Hi,
please see the attached patches that contain various fixes that enable Ice to compile using clang 3.0 and new versions of gcc. The patches have been tested (compilation and unit tests) using:
- clang 3.0:
- gcc 4.7.0 20120128
- gcc 4.2.1 (to make sure nothing broke and all changes are backwards compatible)
Content
There are three patches attached, usually you only need one of them:
- ice_for_clang.patch.txt: This contains all changes for all compilers
- ice_for_clang_only.patch.txt: This contains only the changes necessary to compile using clang (smaller changeset)
- freebsd_port_devel_ice.patch.txt: Patch for FreeBSD ports (see below how to use)
All three patches also contain the patches Two small patches for Freeze and IceGrid (the former potentially bad) and Improvements to unit tests (fix in encoding and FreeBSD support). Note that these changes only affect Ice for C++ and other language mappings have neither been changed nor tested.
What has been changed?
The patch fixes a couple of problems with the current implementation of Ice in terms of C++ standard compliance. The biggest issue is the way the upCast functions are overloaded. The standard says:
First, the compiler does unqualified lookup in the scope where the name was written. For a template, this means the lookup is done at the point where the template is defined, not where it's instantiated. Since Multiply hasn't been declared yet at this point, unqualified lookup won't find it.

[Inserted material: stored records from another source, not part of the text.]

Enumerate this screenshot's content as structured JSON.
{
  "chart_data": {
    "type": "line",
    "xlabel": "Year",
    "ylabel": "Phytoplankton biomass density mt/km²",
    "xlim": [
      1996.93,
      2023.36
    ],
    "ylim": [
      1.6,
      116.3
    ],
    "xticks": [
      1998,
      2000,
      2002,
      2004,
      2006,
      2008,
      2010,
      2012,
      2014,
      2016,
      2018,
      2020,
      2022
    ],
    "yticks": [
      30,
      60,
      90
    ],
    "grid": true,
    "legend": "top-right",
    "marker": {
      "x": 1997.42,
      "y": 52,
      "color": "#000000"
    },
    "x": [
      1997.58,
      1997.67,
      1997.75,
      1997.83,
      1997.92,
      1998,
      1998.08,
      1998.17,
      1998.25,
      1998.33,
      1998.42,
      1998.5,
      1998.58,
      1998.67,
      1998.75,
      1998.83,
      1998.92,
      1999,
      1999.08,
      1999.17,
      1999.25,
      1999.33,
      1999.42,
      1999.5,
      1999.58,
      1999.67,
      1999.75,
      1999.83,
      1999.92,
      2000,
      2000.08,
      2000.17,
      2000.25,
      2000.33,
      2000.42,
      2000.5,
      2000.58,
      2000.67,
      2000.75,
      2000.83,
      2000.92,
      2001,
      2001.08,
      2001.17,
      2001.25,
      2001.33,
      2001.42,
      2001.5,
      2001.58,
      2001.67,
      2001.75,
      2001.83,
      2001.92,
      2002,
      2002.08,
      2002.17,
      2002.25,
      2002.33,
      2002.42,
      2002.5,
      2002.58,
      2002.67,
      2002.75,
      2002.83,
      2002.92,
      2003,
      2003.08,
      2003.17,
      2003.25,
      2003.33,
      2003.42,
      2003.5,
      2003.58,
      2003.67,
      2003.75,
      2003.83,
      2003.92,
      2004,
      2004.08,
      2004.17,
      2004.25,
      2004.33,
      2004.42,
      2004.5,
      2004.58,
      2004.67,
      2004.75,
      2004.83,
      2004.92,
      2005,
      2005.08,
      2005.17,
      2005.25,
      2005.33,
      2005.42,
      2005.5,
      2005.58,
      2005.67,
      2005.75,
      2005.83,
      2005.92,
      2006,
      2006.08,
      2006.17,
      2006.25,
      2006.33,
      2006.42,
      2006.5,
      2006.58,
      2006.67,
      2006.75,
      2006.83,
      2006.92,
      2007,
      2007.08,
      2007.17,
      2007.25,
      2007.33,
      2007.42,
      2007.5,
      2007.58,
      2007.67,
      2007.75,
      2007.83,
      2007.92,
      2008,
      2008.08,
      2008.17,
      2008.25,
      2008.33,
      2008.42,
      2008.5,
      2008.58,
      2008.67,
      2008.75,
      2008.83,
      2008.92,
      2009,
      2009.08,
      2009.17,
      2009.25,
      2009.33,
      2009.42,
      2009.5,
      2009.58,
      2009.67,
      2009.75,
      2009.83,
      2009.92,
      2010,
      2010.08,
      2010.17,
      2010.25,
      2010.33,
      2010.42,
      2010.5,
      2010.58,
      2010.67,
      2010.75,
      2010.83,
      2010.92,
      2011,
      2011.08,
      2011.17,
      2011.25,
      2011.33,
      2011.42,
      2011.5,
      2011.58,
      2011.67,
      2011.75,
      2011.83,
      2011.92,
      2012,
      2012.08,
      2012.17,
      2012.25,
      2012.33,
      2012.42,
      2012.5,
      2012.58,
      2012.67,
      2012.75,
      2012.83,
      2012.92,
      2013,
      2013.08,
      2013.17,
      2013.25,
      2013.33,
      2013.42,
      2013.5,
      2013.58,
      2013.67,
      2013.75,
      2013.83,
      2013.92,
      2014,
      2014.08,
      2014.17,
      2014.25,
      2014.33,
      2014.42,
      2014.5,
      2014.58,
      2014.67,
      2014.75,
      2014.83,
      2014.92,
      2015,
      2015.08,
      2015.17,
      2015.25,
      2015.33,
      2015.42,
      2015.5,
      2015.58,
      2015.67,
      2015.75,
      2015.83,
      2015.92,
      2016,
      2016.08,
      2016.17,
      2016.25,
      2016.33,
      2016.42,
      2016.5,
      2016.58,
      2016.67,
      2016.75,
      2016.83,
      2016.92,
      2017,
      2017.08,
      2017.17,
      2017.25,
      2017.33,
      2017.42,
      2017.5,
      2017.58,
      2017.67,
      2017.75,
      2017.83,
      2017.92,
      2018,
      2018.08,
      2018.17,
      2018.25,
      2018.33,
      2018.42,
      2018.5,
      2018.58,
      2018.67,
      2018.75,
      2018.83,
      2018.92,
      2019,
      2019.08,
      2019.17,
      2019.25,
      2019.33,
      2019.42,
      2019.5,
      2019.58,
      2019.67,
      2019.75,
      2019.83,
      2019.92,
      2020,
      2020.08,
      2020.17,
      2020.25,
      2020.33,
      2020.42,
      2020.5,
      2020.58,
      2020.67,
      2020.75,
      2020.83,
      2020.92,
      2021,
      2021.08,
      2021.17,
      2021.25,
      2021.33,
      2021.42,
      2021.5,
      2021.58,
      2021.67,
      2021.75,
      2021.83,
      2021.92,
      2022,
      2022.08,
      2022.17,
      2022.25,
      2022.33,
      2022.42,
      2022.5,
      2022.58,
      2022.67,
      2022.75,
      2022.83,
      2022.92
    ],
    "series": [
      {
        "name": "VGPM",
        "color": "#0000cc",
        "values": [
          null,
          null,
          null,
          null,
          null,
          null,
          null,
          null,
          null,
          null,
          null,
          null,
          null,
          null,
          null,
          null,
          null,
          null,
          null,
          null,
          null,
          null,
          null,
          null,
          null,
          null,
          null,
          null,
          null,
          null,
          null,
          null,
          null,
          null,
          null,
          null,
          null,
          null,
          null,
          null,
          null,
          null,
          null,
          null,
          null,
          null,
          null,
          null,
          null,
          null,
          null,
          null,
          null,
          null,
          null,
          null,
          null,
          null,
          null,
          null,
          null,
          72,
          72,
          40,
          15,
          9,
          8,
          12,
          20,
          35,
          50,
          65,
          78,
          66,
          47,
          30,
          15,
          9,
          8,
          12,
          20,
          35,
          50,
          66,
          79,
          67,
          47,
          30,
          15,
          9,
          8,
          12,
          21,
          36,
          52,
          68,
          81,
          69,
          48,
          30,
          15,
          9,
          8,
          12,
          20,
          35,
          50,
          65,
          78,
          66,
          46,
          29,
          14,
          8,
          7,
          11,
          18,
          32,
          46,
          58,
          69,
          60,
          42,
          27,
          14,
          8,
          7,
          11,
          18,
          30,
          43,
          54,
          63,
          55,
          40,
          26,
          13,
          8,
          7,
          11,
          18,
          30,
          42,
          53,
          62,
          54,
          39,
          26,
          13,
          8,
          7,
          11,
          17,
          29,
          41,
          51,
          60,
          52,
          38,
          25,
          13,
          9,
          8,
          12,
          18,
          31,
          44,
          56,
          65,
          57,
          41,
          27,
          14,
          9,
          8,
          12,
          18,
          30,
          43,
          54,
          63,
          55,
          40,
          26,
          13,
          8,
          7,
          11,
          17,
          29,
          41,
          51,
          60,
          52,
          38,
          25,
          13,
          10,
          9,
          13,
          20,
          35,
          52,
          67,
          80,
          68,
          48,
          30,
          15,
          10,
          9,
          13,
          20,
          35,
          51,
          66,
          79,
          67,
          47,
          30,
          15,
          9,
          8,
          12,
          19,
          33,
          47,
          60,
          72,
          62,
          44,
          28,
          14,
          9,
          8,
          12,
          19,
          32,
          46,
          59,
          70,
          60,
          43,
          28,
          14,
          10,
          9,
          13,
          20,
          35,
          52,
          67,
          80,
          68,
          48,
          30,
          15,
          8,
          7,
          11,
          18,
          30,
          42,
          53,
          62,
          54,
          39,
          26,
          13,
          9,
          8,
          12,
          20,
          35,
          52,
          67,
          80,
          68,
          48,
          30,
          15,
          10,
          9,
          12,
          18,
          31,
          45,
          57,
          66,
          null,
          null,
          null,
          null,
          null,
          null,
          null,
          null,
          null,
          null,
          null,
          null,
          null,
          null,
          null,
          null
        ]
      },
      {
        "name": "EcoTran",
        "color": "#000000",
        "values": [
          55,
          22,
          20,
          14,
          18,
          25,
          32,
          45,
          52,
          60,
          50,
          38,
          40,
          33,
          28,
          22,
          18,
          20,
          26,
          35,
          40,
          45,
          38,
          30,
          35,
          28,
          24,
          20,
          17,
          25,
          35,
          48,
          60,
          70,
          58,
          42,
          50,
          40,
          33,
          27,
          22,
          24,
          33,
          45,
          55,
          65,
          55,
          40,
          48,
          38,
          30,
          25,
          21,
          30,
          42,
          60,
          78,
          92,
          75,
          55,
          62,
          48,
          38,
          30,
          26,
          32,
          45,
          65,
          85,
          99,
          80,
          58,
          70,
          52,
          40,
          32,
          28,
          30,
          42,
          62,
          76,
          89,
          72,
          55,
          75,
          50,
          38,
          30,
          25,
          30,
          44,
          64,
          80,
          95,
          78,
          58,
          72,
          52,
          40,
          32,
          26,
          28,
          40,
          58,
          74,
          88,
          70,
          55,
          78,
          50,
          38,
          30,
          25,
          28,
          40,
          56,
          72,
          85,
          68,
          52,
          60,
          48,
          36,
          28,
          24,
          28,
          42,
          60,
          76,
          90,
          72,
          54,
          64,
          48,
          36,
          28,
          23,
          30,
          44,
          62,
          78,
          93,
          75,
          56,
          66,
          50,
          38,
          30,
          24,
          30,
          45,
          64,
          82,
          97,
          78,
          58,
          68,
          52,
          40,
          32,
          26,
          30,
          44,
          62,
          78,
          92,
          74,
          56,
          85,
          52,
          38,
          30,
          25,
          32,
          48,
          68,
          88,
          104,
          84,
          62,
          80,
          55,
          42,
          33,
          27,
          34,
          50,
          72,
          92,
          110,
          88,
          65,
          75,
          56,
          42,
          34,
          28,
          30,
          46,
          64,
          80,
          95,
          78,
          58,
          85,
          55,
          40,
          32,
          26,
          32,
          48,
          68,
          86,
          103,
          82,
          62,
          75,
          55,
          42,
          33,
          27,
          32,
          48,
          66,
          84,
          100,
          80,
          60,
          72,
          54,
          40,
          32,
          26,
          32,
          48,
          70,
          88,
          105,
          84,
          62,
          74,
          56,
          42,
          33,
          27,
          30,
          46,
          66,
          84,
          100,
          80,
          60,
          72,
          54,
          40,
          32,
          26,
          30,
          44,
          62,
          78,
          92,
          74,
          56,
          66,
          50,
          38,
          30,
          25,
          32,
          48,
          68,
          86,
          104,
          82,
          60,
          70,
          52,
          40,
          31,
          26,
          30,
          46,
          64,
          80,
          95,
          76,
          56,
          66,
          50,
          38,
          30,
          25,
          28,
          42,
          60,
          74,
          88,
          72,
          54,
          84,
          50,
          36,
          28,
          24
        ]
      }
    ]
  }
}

Second, if the name is called like a function, then the compiler also does argument-dependent lookup (ADL). (Sometimes unqualified lookup can suppress ADL; see [basic.lookup.argdep]p3 for more information.) In ADL, the compiler looks at the types of all the arguments to the call. When it finds a class type, it looks up the name in that class's namespace; the result is all the declarations it finds in those namespaces, plus the declarations from unqualified lookup. However, the compiler doesn't do ADL until it knows all the argument types.

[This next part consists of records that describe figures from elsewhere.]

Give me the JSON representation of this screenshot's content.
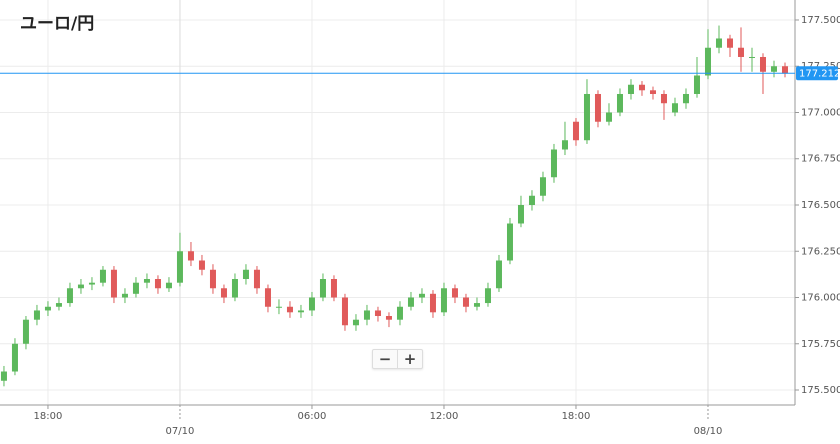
{
  "chart_data": {
    "type": "candlestick",
    "title": "ユーロ/円",
    "open": [
      175.55,
      175.6,
      175.75,
      175.88,
      175.93,
      175.95,
      175.97,
      176.05,
      176.07,
      176.08,
      176.15,
      176.0,
      176.02,
      176.08,
      176.1,
      176.05,
      176.08,
      176.25,
      176.2,
      176.15,
      176.05,
      176.0,
      176.1,
      176.15,
      176.05,
      175.95,
      175.95,
      175.92,
      175.93,
      176.0,
      176.1,
      176.0,
      175.85,
      175.88,
      175.93,
      175.9,
      175.88,
      175.95,
      176.0,
      176.02,
      175.92,
      176.05,
      176.0,
      175.95,
      175.97,
      176.05,
      176.2,
      176.4,
      176.5,
      176.55,
      176.65,
      176.8,
      176.95,
      176.85,
      177.1,
      176.95,
      177.0,
      177.1,
      177.15,
      177.12,
      177.1,
      177.0,
      177.05,
      177.1,
      177.2,
      177.35,
      177.4,
      177.35,
      177.3,
      177.3,
      177.22,
      177.25
    ],
    "high": [
      175.63,
      175.78,
      175.9,
      175.96,
      175.98,
      176.0,
      176.08,
      176.1,
      176.11,
      176.17,
      176.17,
      176.05,
      176.11,
      176.13,
      176.12,
      176.11,
      176.35,
      176.3,
      176.23,
      176.18,
      176.07,
      176.13,
      176.18,
      176.17,
      176.07,
      175.99,
      175.98,
      175.96,
      176.03,
      176.13,
      176.12,
      176.02,
      175.91,
      175.96,
      175.95,
      175.92,
      175.98,
      176.03,
      176.05,
      176.04,
      176.08,
      176.07,
      176.02,
      176.0,
      176.08,
      176.23,
      176.43,
      176.55,
      176.58,
      176.68,
      176.83,
      176.95,
      176.97,
      177.18,
      177.12,
      177.05,
      177.13,
      177.18,
      177.17,
      177.14,
      177.12,
      177.08,
      177.13,
      177.3,
      177.45,
      177.47,
      177.42,
      177.46,
      177.35,
      177.32,
      177.28,
      177.27
    ],
    "low": [
      175.52,
      175.58,
      175.72,
      175.85,
      175.9,
      175.93,
      175.95,
      176.02,
      176.04,
      176.06,
      175.97,
      175.97,
      176.0,
      176.05,
      176.02,
      176.03,
      176.06,
      176.17,
      176.12,
      176.02,
      175.97,
      175.98,
      176.07,
      176.02,
      175.92,
      175.91,
      175.89,
      175.89,
      175.9,
      175.98,
      175.98,
      175.82,
      175.82,
      175.85,
      175.87,
      175.84,
      175.85,
      175.93,
      175.97,
      175.89,
      175.9,
      175.97,
      175.92,
      175.93,
      175.95,
      176.03,
      176.18,
      176.38,
      176.47,
      176.52,
      176.62,
      176.77,
      176.82,
      176.83,
      176.92,
      176.93,
      176.98,
      177.07,
      177.09,
      177.07,
      176.96,
      176.98,
      177.02,
      177.08,
      177.18,
      177.32,
      177.3,
      177.22,
      177.22,
      177.1,
      177.19,
      177.19
    ],
    "close": [
      175.6,
      175.75,
      175.88,
      175.93,
      175.95,
      175.97,
      176.05,
      176.07,
      176.08,
      176.15,
      176.0,
      176.02,
      176.08,
      176.1,
      176.05,
      176.08,
      176.25,
      176.2,
      176.15,
      176.05,
      176.0,
      176.1,
      176.15,
      176.05,
      175.95,
      175.95,
      175.92,
      175.93,
      176.0,
      176.1,
      176.0,
      175.85,
      175.88,
      175.93,
      175.9,
      175.88,
      175.95,
      176.0,
      176.02,
      175.92,
      176.05,
      176.0,
      175.95,
      175.97,
      176.05,
      176.2,
      176.4,
      176.5,
      176.55,
      176.65,
      176.8,
      176.85,
      176.85,
      177.1,
      176.95,
      177.0,
      177.1,
      177.15,
      177.12,
      177.1,
      177.05,
      177.05,
      177.1,
      177.2,
      177.35,
      177.4,
      177.35,
      177.3,
      177.3,
      177.22,
      177.25,
      177.21
    ],
    "up_color": "#5cb85c",
    "down_color": "#e05a5a",
    "xlim": [
      -0.36,
      71.91
    ],
    "xticks": [
      {
        "value": 4,
        "label": "18:00"
      },
      {
        "value": 16,
        "label": "07/10"
      },
      {
        "value": 28,
        "label": "06:00"
      },
      {
        "value": 40,
        "label": "12:00"
      },
      {
        "value": 52,
        "label": "18:00"
      },
      {
        "value": 64,
        "label": "08/10"
      }
    ],
    "ylim": [
      175.419,
      177.608
    ],
    "yticks": [
      {
        "value": 175.5,
        "label": "175.500"
      },
      {
        "value": 175.75,
        "label": "175.750"
      },
      {
        "value": 176,
        "label": "176.000"
      },
      {
        "value": 176.25,
        "label": "176.250"
      },
      {
        "value": 176.5,
        "label": "176.500"
      },
      {
        "value": 176.75,
        "label": "176.750"
      },
      {
        "value": 177,
        "label": "177.000"
      },
      {
        "value": 177.25,
        "label": "177.250"
      },
      {
        "value": 177.5,
        "label": "177.500"
      }
    ],
    "current_price": {
      "value": 177.212,
      "label": "177.212"
    },
    "current_price_color": "#2196f3",
    "grid": true
  },
  "controls": {
    "zoom_out": "−",
    "zoom_in": "+"
  }
}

Since most of the upCast overloads are provided on incomplete types and after Handle has been included, the only way to lookup the correct overload (which has to be matching, since the forward declared types naturally don't provide any information on object hierarchy) is by ADL. For ADL to work, the overload has to be provided within the types namespace. Therefore a large portion of this patch is moving upCast overloads out of IceInternal into the Ice namespace. On the one hand this litters the Ice namespace with many different overloads of upCast, on the other this seemed the easiest and most straight forward solution within breaking any internals and massive testing. Since upCast is also used within generated code slice2cpp has been changed accordingly.
The patch also fixes a cyclic inclusion problem caused by clang's stricter evaluation of template types (throwing a forward declared exception from within a template class) and other minor declaration order problems and glitches (old) gcc was fine with.
The changes implemented for gcc 4.7 are mostly cosmetic, a lot of compiler warning suppression (NDEBUG/assert).
Compilation flags
clang:Plain clang++, no further parameters (therefore C++03, system's stdc++)
gcc 4.7.1: CXX=g++47 -std=gnu++11 -I/usr/local/lib/gcc47/include/c++ -Wno-deprecated-declarations
gcc 4.2.1: g++
Caveats
This didn't compile yet using -std=c++11 since there are unresolved issues with strtoll on my platform. Ultimately I would like to see this compile using clang, C++11 and clang's libc++. Right now I can't get my hands on it in a near production environment so this has to wait.
Instructions for FreeBSD ports
Assuming you want to compile Ice using clang:
Make sure you've set
Code:
CC=clang
CXX=clang++
CPP=clang -E
(e.g. in your make.conf)
Make sure you have the latest port collection (portsnap fetch update) and patch the ice port using:
Code:
patch -p0 </path/to/freebsd_port_devel_ice.patch.txt
From there it's basically make install:
Code:
cd /usr/ports/devel/ice
make install clean
Conclusion/Disclaimer
After applying the patch, compiling Ice using clang works flawlessly and only a few intentional deprecation warnings show up. Switching to C++11 and clang's own libc++ will be the next logical step. Obviously I cannot give any guarantees for any of the code, but by all I can tell Ice behaves pretty much like it should.